La « promotion » 2015 du CESE a proposé un inventaire à la Prévert impressionnant des amis de François Hollande. Les entourages ont été particulièrement soignés. On y a retrouvé pêle-mêle la collaboratrice historique de l’écologiste rallié Jean-Vincent Placé (Laure Lechatellier), un élu PRG très proche de Jean-Michel Baylet (Patrick Molinoz), le conseiller spécial de Jean-Christophe Cambadélis (Jean Grosset) ainsi qu’un ami du premier secrétaire du PS (Nacer Kettane), l’ex-directeur de la campagne numérique de Ségolène Royal en 2007 (Benoit Thieulin), un ex-maire PS, soutien de Martine Aubry à la primaire de 2011 (Bernard Amsalem), une ex-présidente de SOS Racisme, proche de Julien Dray (Cindy Léoni), une conseillère régionale EELV, proche de Nicolas Hulot (Annabelle Jaeger), l’ex-président du groupe PS au conseil régional de Provence-Alpes-Côte-d’Azur (PACA), proche de l’ex-ministre Michel Vauzelle (Jean-Louis Joseph) ainsi qu’une dirigeante de la Ligue de l’enseignement, militante PS (Nadia Bellaoui). La franc-maçonnerie a également été convenablement traitée puisque deux de ses hiérarques ont été nommés : Philippe Guglielimi, ex-grand maître du Grand Orient de France (GODF), ex-conseiller régional PS, accompagne Daniel Keller, grand maître du GODF jusqu’en août dernier, nommé au CESE en tant que…. directeur du digital chez Humanis, une mutuelle de santé.

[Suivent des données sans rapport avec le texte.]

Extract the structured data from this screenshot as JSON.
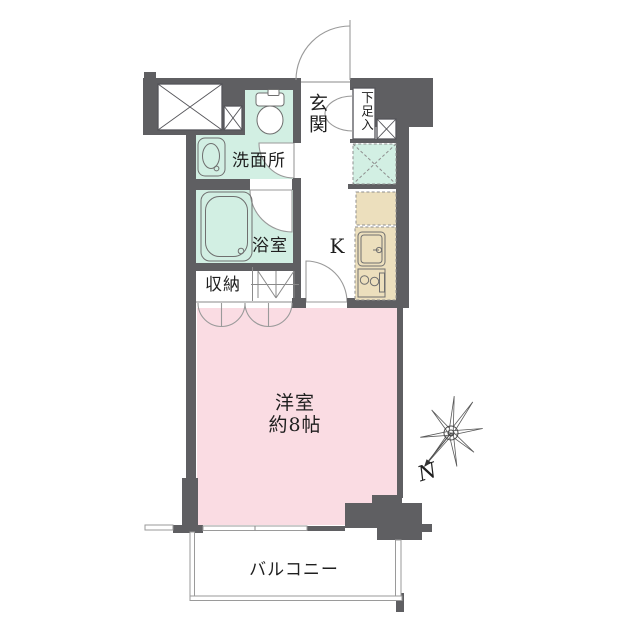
{
  "floorplan": {
    "labels": {
      "genkan": "玄関",
      "shoebox": "下足入",
      "washroom": "洗面所",
      "bathroom": "浴室",
      "kitchen": "K",
      "closet": "収納",
      "room_name": "洋室",
      "room_size": "約8帖",
      "balcony": "バルコニー",
      "north": "N"
    },
    "colors": {
      "wall": "#5f5f62",
      "mint": "#d2efe3",
      "pink": "#fadce3",
      "beige": "#ecdfbd"
    }
  }
}
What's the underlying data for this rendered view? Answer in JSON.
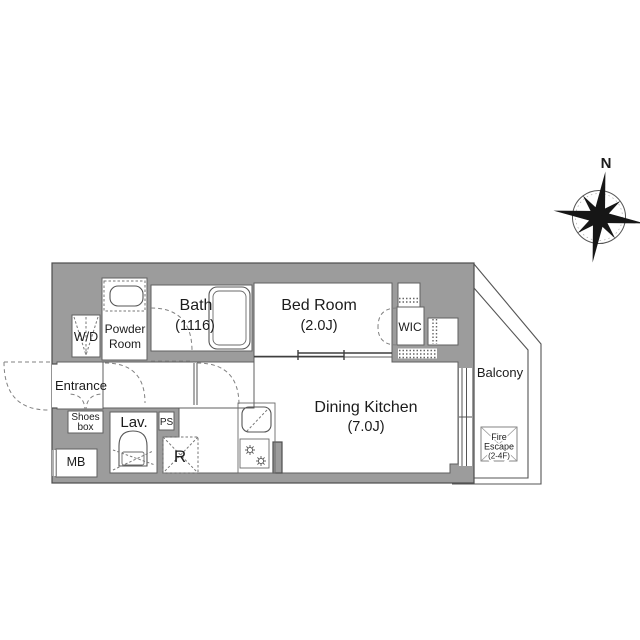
{
  "compass": {
    "north": "N"
  },
  "rooms": {
    "bath": {
      "name": "Bath",
      "size": "(1116)"
    },
    "bedroom": {
      "name": "Bed Room",
      "size": "(2.0J)"
    },
    "dining_kitchen": {
      "name": "Dining Kitchen",
      "size": "(7.0J)"
    },
    "wic": {
      "name": "WIC"
    },
    "washer_dryer": {
      "name": "W/D"
    },
    "powder_room": {
      "line1": "Powder",
      "line2": "Room"
    },
    "entrance": {
      "name": "Entrance"
    },
    "shoes_box": {
      "line1": "Shoes",
      "line2": "box"
    },
    "lavatory": {
      "name": "Lav."
    },
    "pipe_space": {
      "name": "PS"
    },
    "refrigerator_space": {
      "name": "R"
    },
    "meter_box": {
      "name": "MB"
    },
    "balcony": {
      "name": "Balcony"
    },
    "fire_escape": {
      "line1": "Fire",
      "line2": "Escape",
      "line3": "(2-4F)"
    }
  },
  "colors": {
    "wall": "#9c9c9c",
    "wall_edge": "#4d4d4d",
    "fixture_line": "#555555",
    "door_dash": "#808080",
    "text": "#1c1c1c",
    "background": "#ffffff"
  }
}
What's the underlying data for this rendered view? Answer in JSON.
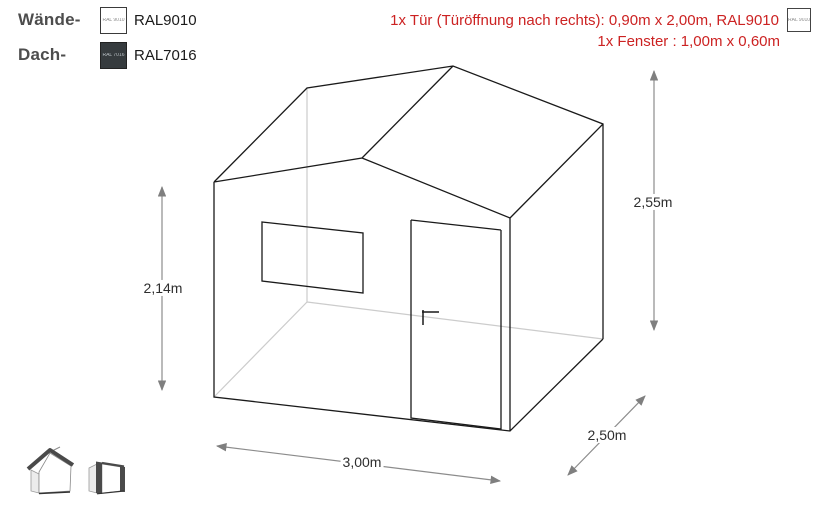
{
  "legend": {
    "rows": [
      {
        "label": "Wände-",
        "ral_code": "RAL9010",
        "swatch_text": "RAL 9010",
        "swatch_color": "#ffffff",
        "swatch_text_color": "#8a8a8a"
      },
      {
        "label": "Dach-",
        "ral_code": "RAL7016",
        "swatch_text": "RAL 7016",
        "swatch_color": "#363b3e",
        "swatch_text_color": "#b8bfc3"
      }
    ]
  },
  "annotations": {
    "text_color": "#cc2222",
    "door": {
      "text": "1x Tür (Türöffnung nach rechts): 0,90m x 2,00m, RAL9010",
      "swatch_text": "RAL 9010",
      "swatch_color": "#ffffff"
    },
    "window": {
      "text": "1x Fenster : 1,00m x 0,60m"
    }
  },
  "dimensions": {
    "wall_height": "2,14m",
    "ridge_height": "2,55m",
    "front_width": "3,00m",
    "side_depth": "2,50m"
  },
  "drawing": {
    "line_color": "#1a1a1a",
    "hidden_line_color": "#cccccc",
    "dimension_color": "#808080"
  },
  "icons": {
    "gable_view": "gable-roof-shed-thumbnail",
    "pent_view": "pent-roof-shed-thumbnail"
  }
}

Les socialistes ne sont pas les premiers avoir eu l’idée de se servir du CESE comme d’une chambre de recasage pour amis politiques méritants. Depuis sa création, en 1946, l’institution du Palais d’Iéna a souvent servi de placard de luxe à des politiques en mal de mandat (et d’indemnités). André Roche, président du Parti radical au début des années 1950, en est le premier exemple. Faute d’obtenir un maroquin aux élections, il en est nommé président en 1954. Au gré des défaites politiques et des rapports de force au sein des partis, les fonctionnaires y ont vu défiler des personnalités comme l’ex-député populiste Pierre Poujade (1984-1999), le maire de Lyon Gérard Collomb (1989-1994), le secrétaire d’Etat Harlem Désir (1989-1994), Laurence Rossignol, actuelle ministre des Familles (1999-2004), le militant socialiste Gérard Filoche (1999-2001), ou encore l’ex-ministre de l’Education nationale Luc Ferry (2004-2010). Selon nos calculs, pas moins de 21 anciens parlementaires et 14 ex-ministres ont intégré le Palais d’Iéna depuis 1989. Sans compter les élus locaux ou les collaborateurs des uns et des autres.

Douze élus locaux UMP pour Sarkozy

En 2010, Nicolas Sarkozy s’en était lui aussi donné à coeur joie. En plus d’y propulser ses conseillers Raymond Soubie et Pierre Charon, le Président d’alors avait récompensé Yves Urieta, ex-maire socialiste de Pau, volontaire pour se présenter aux élections municipales de 2008 sous l’étiquette UMP. Ce qui avait provoqué la défaite de François Bayrou… Quelque douze élus locaux UMP avaient également eu la chance de faire partie de la « promo » 2010, dont l’ex-maire de Bordeaux Hugues Martin, fidèle parmi les fidèles d’Alain Juppé. Figuraient également dans la liste une ex-députée européenne Modem proche de Jean-Marie Cavada (Claire Gibault), un ex-élu UDF (Pierre Frémont), la navigatrice Maud Fontenoy, aujourd’hui vice-présidente UMP de la région PACA…

Jacques Chirac avait également nommé un nombre important de fidèles en 2004, dont quatre anciens ministres. A l’époque, le premier secrétaire du PS avait dénoncé une « conception clanique » de la République. Il s’agissait d’un certain François Hollande.